From Table 2, for oxybenzoic acid amide, Example 2
2,4-dioxyphenyl group〉2-
It can be seen that the adsorption capacity is higher in the order of oxyphenyl group>4-oxyphenyl group≠3-oxyphenyl group. In addition, for the N-substituent, 4-carboxy-3oxyphenyl group>
Adsorption is highest in the order of 4-carboxyphenyl group>2-carboxyphenyl group. Example 4 Adsorbent 1y produced in Example 1 was added to model wastewater 21 containing 10 ppm each of lead nitrate, mercuric nitrate, cadmium nitrate, and chromic nitrate as metal ions.
After stirring and contacting at ℃ for 3 hours, the adsorbent adsorbing metal ions was separated.

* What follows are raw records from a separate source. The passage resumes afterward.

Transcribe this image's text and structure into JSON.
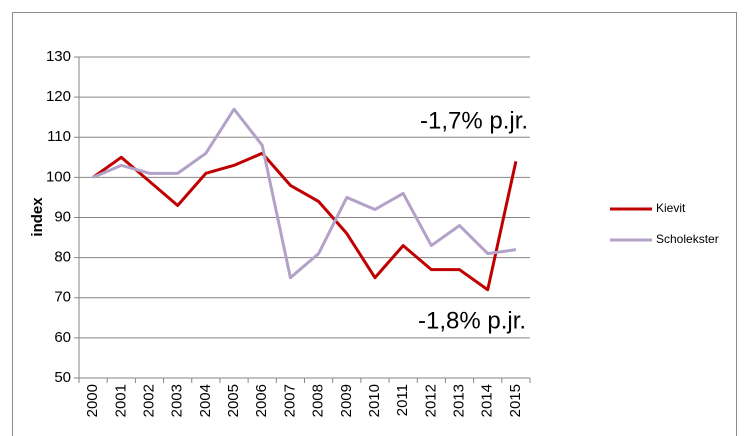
{
  "chart_data": {
    "type": "line",
    "y_label": "index",
    "categories": [
      "2000",
      "2001",
      "2002",
      "2003",
      "2004",
      "2005",
      "2006",
      "2007",
      "2008",
      "2009",
      "2010",
      "2011",
      "2012",
      "2013",
      "2014",
      "2015"
    ],
    "series": [
      {
        "name": "Kievit",
        "color": "#c00000",
        "values": [
          100,
          105,
          99,
          93,
          101,
          103,
          106,
          98,
          94,
          86,
          75,
          83,
          77,
          77,
          72,
          104
        ]
      },
      {
        "name": "Scholekster",
        "color": "#b3a2c7",
        "values": [
          100,
          103,
          101,
          101,
          106,
          117,
          108,
          75,
          81,
          95,
          92,
          96,
          83,
          88,
          81,
          82
        ]
      }
    ],
    "annotations": [
      {
        "text": "-1,7% p.jr.",
        "color": "#b3a2c7"
      },
      {
        "text": "-1,8% p.jr.",
        "color": "#c00000"
      }
    ],
    "ylim": [
      50,
      130
    ],
    "yticks": [
      50,
      60,
      70,
      80,
      90,
      100,
      110,
      120,
      130
    ],
    "grid": true,
    "legend": "right"
  }
}
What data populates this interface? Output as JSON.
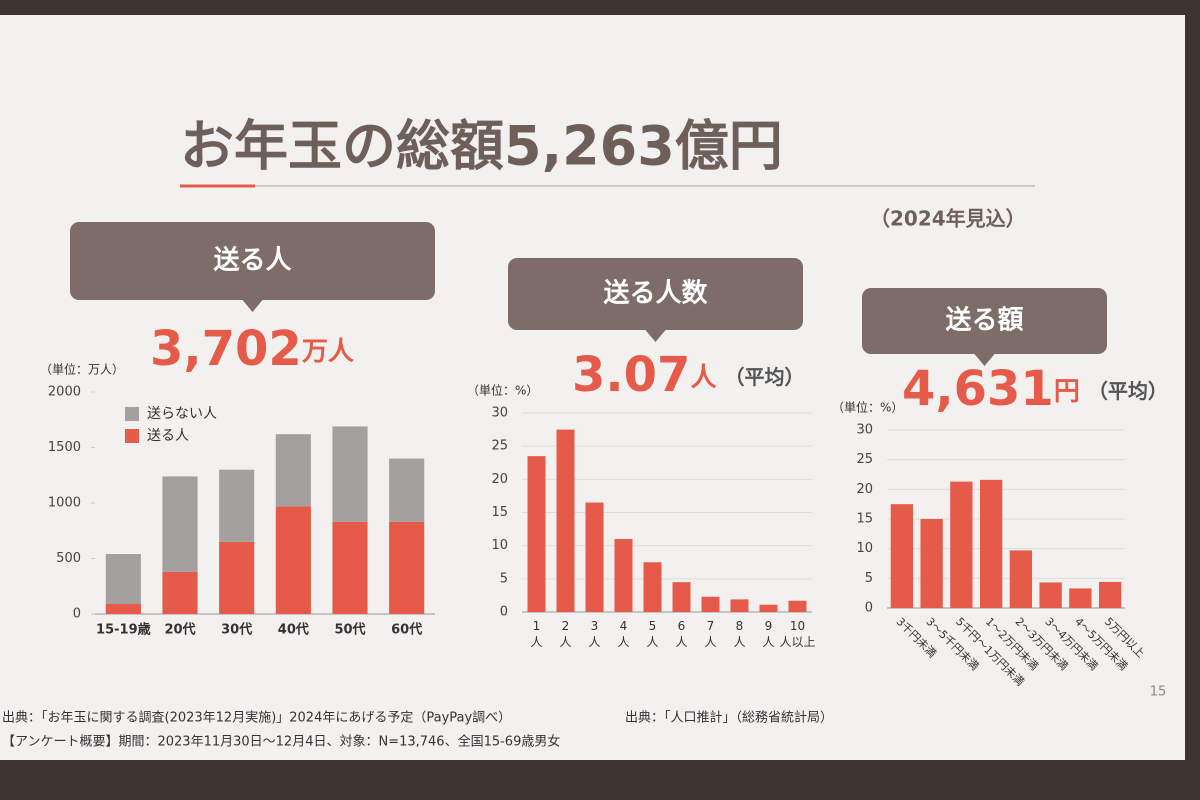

The adsorbent that has adsorbed metal ions is immersed in 1N monohydrochloric acid at 60°C for 30 minutes to desorb and elute the adsorbed metal ions.The adsorbent is then separated and the metal ions in the eluate are separated. Quantification was performed. Specifically, for mercury and cadmium ions, after neutralizing a portion of the eluate, an aqueous solution of sodium diethyldithiocarbamate is added to it, the resulting chelate precipitate is collected on paper, and this is analyzed using fluorescent X-rays. did. Furthermore, chromium ions were measured according to atomic absorption spectrometry. The results are summarized in Table 3.

As is clear from the results in Table 3, the adsorbent according to the method of the present invention exhibited excellent adsorption performance for heavy metals. Example
5 Seawater with 0.1 ppm each of uranyl sulfate, cupric chloride, ferric chloride, and nickel chloride added as metal ions 51? Add 100 watts of the adsorbent prepared in Example to 30'
The mixture was stirred and brought into contact at C for 4 days.

Claims (1)

[Claims] 1 General formula (1) ▲There are mathematical formulas, chemical formulas, tables, etc.▼(1) (R_1 in the formula
, R_2 and R_3 represent hydrogen or a hydroxyl group, at least one of which is a hydroxyl group. R_4 represents a lower alkyl group having a carboxyl group at the 1st or 2nd position, or an aryl group having a carboxyl group) and formaldehyde are polycondensed at 40°C or higher in the presence of an alkaline or acidic catalyst. A method for producing a heavy metal ion adsorbent, characterized by: 2. The method for producing a heavy metal ion adsorbent according to claim 1, wherein R_3 in general formula (1) is a hydroxyl group. 3 In general formula (1), R_4 is 4-carboxy-3
-A method for producing a heavy metal ion adsorbent according to claim 1, which is a hydroxyphenyl group.